[发明专利]桑螟β-呋喃果糖苷酶、编码基因、基因载体、菌株及应用

权利要求书

1.一种桑螟β-呋喃果糖苷酶，其氨基酸序列如SEQ ID NO.1所示。

2.编码权利要求1所述的一种桑螟β-呋喃果糖苷酶的基因。

3.如权利要求2所述的一种编码桑螟β-呋喃果糖苷酶的基因，其特征为所述基因序列如SEQ ID NO.2所示。

4.权利要求2或者3所述的一种编码桑螟β-呋喃果糖苷酶基因在制备重组β-呋喃果糖苷酶中的应用。

5.权利要求2或者3所述的一种编码桑螟β-呋喃果糖苷酶基因的制备方法，该方法包括：提取桑螟中肠的总RNA，并反转录成cDNA作为模板，用简并引物克隆获得部分基因序列，然后用RACE方法获得长度为1762bp的cDNA全长基因，序列如SEQ ID NO.2所示，包含一个1467bp完整开放阅读框ORF。
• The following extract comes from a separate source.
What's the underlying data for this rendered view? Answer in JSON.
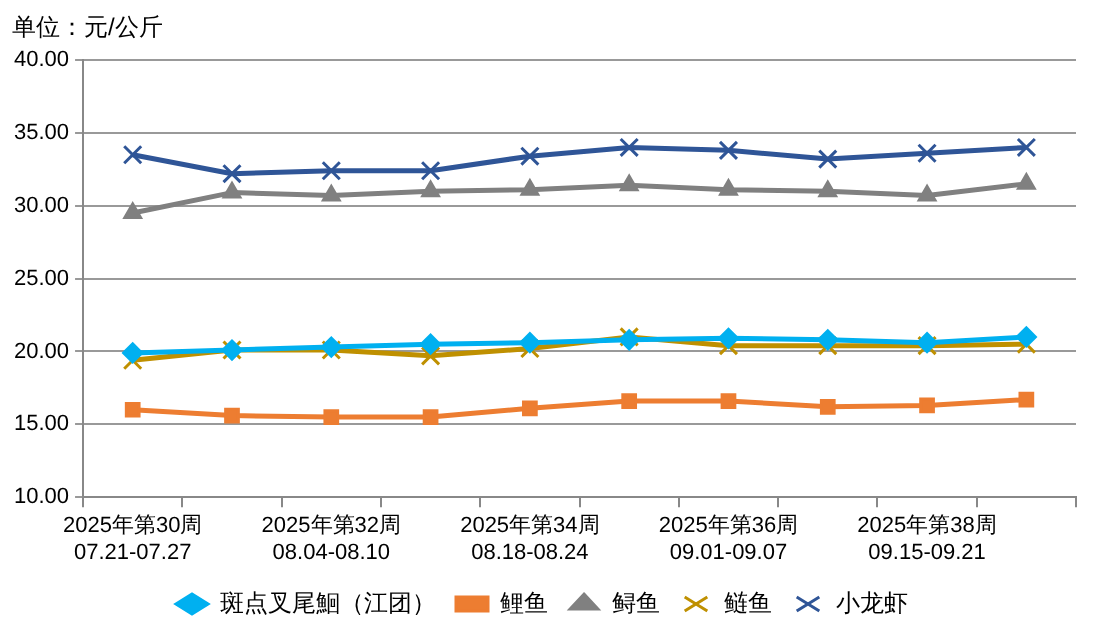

6.如权利要求5所述的一种编码桑螟β-呋喃果糖苷酶基因的制备方法，其特征在于，所述简并引物和RACE方法用到的RACE引物如下：

简并引物：正向引物SUCdgpF如SEQ ID NO.3所示，

反向引物SUCdgpR如SEQ ID NO.4所示；

RACE引物：5’RACE外引物DpSuc1a-5RAgsp，如SEQ ID NO.5所示，

5’RACE内引物DpSuc1a-5RAngsp，如SEQ ID NO.6所示，

3’RACE外引物DpSuc1a-3RAgsp，如SEQ ID NO.7所示，

3’RACE内引物DpSuc1a-3RAngsp，如SEQ ID NO.8所示。

7.一种含有权利要求2或者3所述的一种编码桑螟β-呋喃果糖苷酶基因DpSuc1a ORF的重组质粒pET-24b/DpSuc1a，其特征在于，由含有双酶切位点的引物DpSuc1aF和DpSuc1aR对ORF进行PCR扩增后，将扩增产物和载体pET-24b分别经过BamHⅠ和XhoⅠ双酶切6h后进行连接获得；所述PCR方法中设计的两种扩增引物DpSuc1aF和DpSuc1aR分别如SEQ ID NO.9和SEQ ID NO.10所示。

8.由权利要求7所述的重组质粒转化BL21（DE3）感受态细胞得到的基因工程菌株。

9.一种含有如权利要求1所述的桑螟β-呋喃果糖苷酶的重组蛋白DpSUC1a，其特征在于，该重组蛋白是将重组质粒pET-24b/DpSuc1a转化至BL21感受态细胞，经扩大培养和诱导表达，超声破碎后纯化获得可溶性的重组蛋白。

10.如权利要求1所述的桑螟β-呋喃果糖苷酶的应用，所述应用为利用桑螟β-呋喃果糖苷酶的活性对具有β-呋喃果糖苷酶底物结构的物质进行转化。